Hallway with a View
May 27, 2010 7:45 PM   Subscribe

Is there an architectural principle along the lines of "put your best window view in a hallway"?

I remember someone mentioning this to me on the grounds that putting a beautiful view in your living room numbs you to it. It's better to put it somewhere a person will only get a fleeting glance.

Is this a real thing?
posted by typography to Media & Arts (6 answers total) 5 users marked this as a favorite
 
If it is, I bet it would be in the book A Pattern Language.
posted by peanut_mcgillicuty at 7:46 PM on May 27, 2010


I've heard a similar sort of thing about where to place your house - sort of paraphrasing Frank Lloyd Wright, paraphrased by my professor: if you're building your house on a hill, place it on the shining brow, not on the top. Putting it on top destroys the hill, putting it on the brow makes your house part of the hill.

Another professor had an architectural parable of sorts about people who really loved a meadow they knew of, enough that they wanted to build their dream house in it. Instead, they were advised to place their house at the edge of the meadow, which would still allow them to actually enjoy it. Putting their house in the middle would have ruined the meadow.
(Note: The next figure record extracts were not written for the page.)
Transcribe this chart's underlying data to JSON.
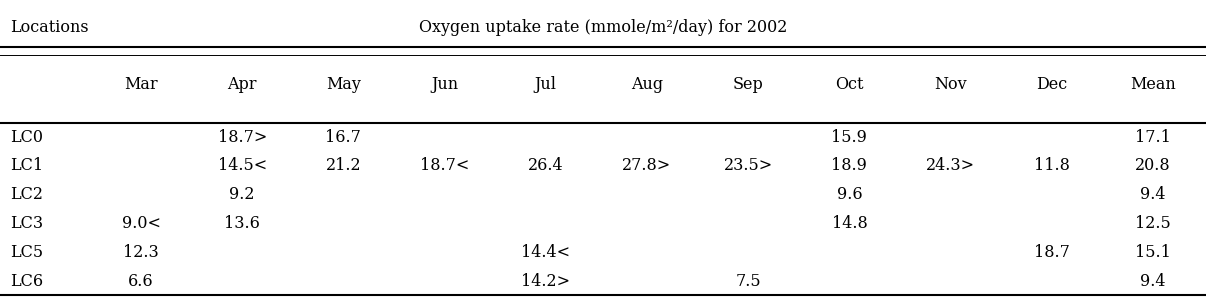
{
  "title_left": "Locations",
  "title_right": "Oxygen uptake rate (mmole/m²/day) for 2002",
  "col_headers": [
    "",
    "Mar",
    "Apr",
    "May",
    "Jun",
    "Jul",
    "Aug",
    "Sep",
    "Oct",
    "Nov",
    "Dec",
    "Mean"
  ],
  "rows": [
    [
      "LC0",
      "",
      "18.7>",
      "16.7",
      "",
      "",
      "",
      "",
      "15.9",
      "",
      "",
      "17.1"
    ],
    [
      "LC1",
      "",
      "14.5<",
      "21.2",
      "18.7<",
      "26.4",
      "27.8>",
      "23.5>",
      "18.9",
      "24.3>",
      "11.8",
      "20.8"
    ],
    [
      "LC2",
      "",
      "9.2",
      "",
      "",
      "",
      "",
      "",
      "9.6",
      "",
      "",
      "9.4"
    ],
    [
      "LC3",
      "9.0<",
      "13.6",
      "",
      "",
      "",
      "",
      "",
      "14.8",
      "",
      "",
      "12.5"
    ],
    [
      "LC5",
      "12.3",
      "",
      "",
      "",
      "14.4<",
      "",
      "",
      "",
      "",
      "18.7",
      "15.1"
    ],
    [
      "LC6",
      "6.6",
      "",
      "",
      "",
      "14.2>",
      "",
      "7.5",
      "",
      "",
      "",
      "9.4"
    ]
  ],
  "background_color": "#ffffff",
  "text_color": "#000000",
  "font_size": 11.5
}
The principle you mention sounds like a bit of extremism, more someone taking the piss than actually crafting a manifesto.
posted by LionIndex at 8:17 PM on May 27, 2010 [1 favorite]


Best answer: peanut has it: Pattern #134 - Zen View

If there is a beautiful view, don't spoil it by building huge windows that gape incessantly at it. Instead, put the windows which look onto the view at places of transition- along paths, in hallways, in entry ways, on stairs, between rooms.
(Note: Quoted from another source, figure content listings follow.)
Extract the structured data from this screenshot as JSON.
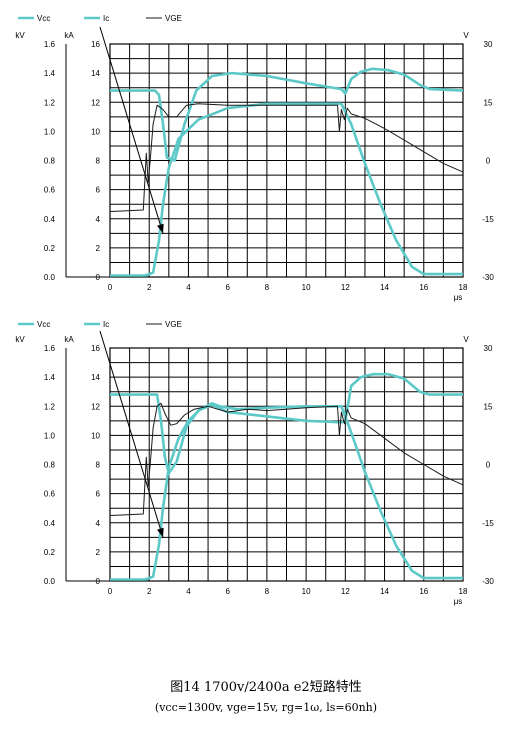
{
  "figure": {
    "caption_title": "图14 1700v/2400a e2短路特性",
    "caption_sub": "(vcc=1300v, vge=15v, rg=1ω, ls=60nh)"
  },
  "chart_data": [
    {
      "type": "line",
      "legend": [
        {
          "name": "Vcc",
          "color": "#5cc8c8"
        },
        {
          "name": "Ic",
          "color": "#5cc8c8"
        },
        {
          "name": "VGE",
          "color": "#1a1a1a"
        }
      ],
      "left_axis_unit": "kV",
      "left_ticks": [
        "0.0",
        "0.2",
        "0.4",
        "0.6",
        "0.8",
        "1.0",
        "1.2",
        "1.4",
        "1.6"
      ],
      "mid_axis_unit": "kA",
      "mid_ticks": [
        "0",
        "2",
        "4",
        "6",
        "8",
        "10",
        "12",
        "14",
        "16"
      ],
      "right_axis_unit": "V",
      "right_ticks": [
        "-30",
        "-15",
        "0",
        "15",
        "30"
      ],
      "x_unit": "μs",
      "x_ticks": [
        "0",
        "2",
        "4",
        "6",
        "8",
        "10",
        "12",
        "14",
        "16",
        "18"
      ],
      "xlim": [
        0,
        18
      ],
      "ylim_kA": [
        0,
        16
      ],
      "grid": true,
      "series": [
        {
          "name": "Vcc",
          "x": [
            0,
            2.3,
            2.5,
            2.7,
            2.9,
            3.3,
            3.8,
            4.4,
            5.2,
            6.2,
            8,
            10,
            11.8,
            12.0,
            12.3,
            12.8,
            13.4,
            14.2,
            15.0,
            15.8,
            16.3,
            18
          ],
          "y": [
            12.8,
            12.8,
            12.5,
            10.5,
            8.2,
            8.0,
            10.5,
            12.8,
            13.8,
            14.0,
            13.8,
            13.3,
            12.9,
            12.6,
            13.6,
            14.1,
            14.3,
            14.2,
            13.9,
            13.2,
            12.9,
            12.8
          ]
        },
        {
          "name": "Ic",
          "x": [
            0,
            1.8,
            2.2,
            2.5,
            2.7,
            3.0,
            3.5,
            4.5,
            6,
            8,
            10,
            11.8,
            12.3,
            13.0,
            13.8,
            14.6,
            15.4,
            16,
            18
          ],
          "y": [
            0.1,
            0.1,
            0.3,
            2.5,
            5.0,
            7.5,
            9.5,
            10.8,
            11.6,
            11.9,
            11.9,
            11.9,
            10.5,
            7.8,
            5.0,
            2.5,
            0.7,
            0.2,
            0.2
          ]
        },
        {
          "name": "VGE",
          "x": [
            0,
            1.7,
            1.85,
            1.95,
            2.05,
            2.2,
            2.4,
            2.7,
            3.0,
            3.4,
            3.9,
            4.5,
            6,
            8,
            10,
            11.6,
            11.7,
            11.8,
            11.95,
            12.1,
            12.3,
            13,
            14,
            15,
            16,
            17,
            18
          ],
          "y": [
            4.5,
            4.6,
            8.5,
            6.5,
            8.0,
            10.5,
            11.8,
            11.5,
            11.0,
            11.0,
            11.8,
            11.9,
            11.8,
            11.8,
            11.8,
            11.8,
            10.0,
            11.5,
            10.8,
            11.6,
            11.2,
            10.9,
            10.2,
            9.4,
            8.6,
            7.8,
            7.2
          ]
        }
      ]
    },
    {
      "type": "line",
      "legend": [
        {
          "name": "Vcc",
          "color": "#5cc8c8"
        },
        {
          "name": "Ic",
          "color": "#5cc8c8"
        },
        {
          "name": "VGE",
          "color": "#1a1a1a"
        }
      ],
      "left_axis_unit": "kV",
      "left_ticks": [
        "0.0",
        "0.2",
        "0.4",
        "0.6",
        "0.8",
        "1.0",
        "1.2",
        "1.4",
        "1.6"
      ],
      "mid_axis_unit": "kA",
      "mid_ticks": [
        "0",
        "2",
        "4",
        "6",
        "8",
        "10",
        "12",
        "14",
        "16"
      ],
      "right_axis_unit": "V",
      "right_ticks": [
        "-30",
        "-15",
        "0",
        "15",
        "30"
      ],
      "x_unit": "μs",
      "x_ticks": [
        "0",
        "2",
        "4",
        "6",
        "8",
        "10",
        "12",
        "14",
        "16",
        "18"
      ],
      "xlim": [
        0,
        18
      ],
      "ylim_kA": [
        0,
        16
      ],
      "grid": true,
      "series": [
        {
          "name": "Vcc",
          "x": [
            0,
            2.4,
            2.6,
            2.8,
            3.0,
            3.4,
            3.9,
            4.5,
            5.2,
            6,
            8,
            10,
            11.8,
            12.0,
            12.3,
            12.8,
            13.4,
            14.2,
            15.0,
            15.8,
            16.3,
            18
          ],
          "y": [
            12.8,
            12.8,
            11.0,
            8.5,
            7.4,
            8.2,
            10.6,
            11.7,
            12.1,
            11.6,
            11.3,
            11.0,
            10.9,
            11.0,
            13.4,
            14.0,
            14.2,
            14.2,
            13.9,
            13.0,
            12.8,
            12.8
          ]
        },
        {
          "name": "Ic",
          "x": [
            0,
            1.8,
            2.2,
            2.5,
            2.7,
            3.0,
            3.5,
            4.0,
            4.6,
            5.2,
            5.6,
            6.5,
            8,
            10,
            11.8,
            12.3,
            13.0,
            13.8,
            14.6,
            15.4,
            16,
            18
          ],
          "y": [
            0.1,
            0.1,
            0.3,
            2.5,
            5.0,
            7.8,
            9.8,
            11.0,
            11.8,
            12.2,
            12.0,
            11.8,
            11.9,
            12.0,
            12.0,
            10.2,
            7.5,
            4.8,
            2.4,
            0.7,
            0.2,
            0.2
          ]
        },
        {
          "name": "VGE",
          "x": [
            0,
            1.7,
            1.85,
            1.95,
            2.05,
            2.2,
            2.4,
            2.6,
            2.8,
            3.1,
            3.4,
            3.8,
            4.3,
            5,
            6,
            7,
            8,
            10,
            11.6,
            11.7,
            11.8,
            11.95,
            12.1,
            12.3,
            13,
            14,
            15,
            16,
            17,
            18
          ],
          "y": [
            4.5,
            4.6,
            8.5,
            6.5,
            8.0,
            10.5,
            12.0,
            12.2,
            11.5,
            10.7,
            10.8,
            11.4,
            11.8,
            12.0,
            11.6,
            11.8,
            11.7,
            11.9,
            12.0,
            10.0,
            11.6,
            10.8,
            11.8,
            11.2,
            10.8,
            9.8,
            8.8,
            8.0,
            7.2,
            6.6
          ]
        }
      ]
    }
  ]
}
posted by djb at 8:26 PM on May 27, 2010 [1 favorite]


Best answer: It is indeed in A Pattern Language (by Christopher Alexander), which is what I came in here to recommend. It's called Zen View: "If there is a beautiful view, don't spoil it by building huge windows that gape incessantly at it. Instead, put the windows which look onto the view at places of transition-- along paths, in hallways, in entry ways, on stairs, between rooms. If the view window is correctly placed, people will see a glimpse of the distant view as they come up to the window or pass it: but the view is never visible from the places where people stay".

Fantastic book, many other patterns will also work from this book, such as Tapestry of light and dark, and others.
posted by kch at 8:30 PM on May 27, 2010


Response by poster: Hmm, interesting. Thanks guys.
posted by typography at 9:05 PM on May 27, 2010


sounds like one of my decorating principles: hallways, and entryways in particular, are great places to go completely over-the-top with the decor, because you don't generally spend a lot of time there, and it makes a great statement when people come over.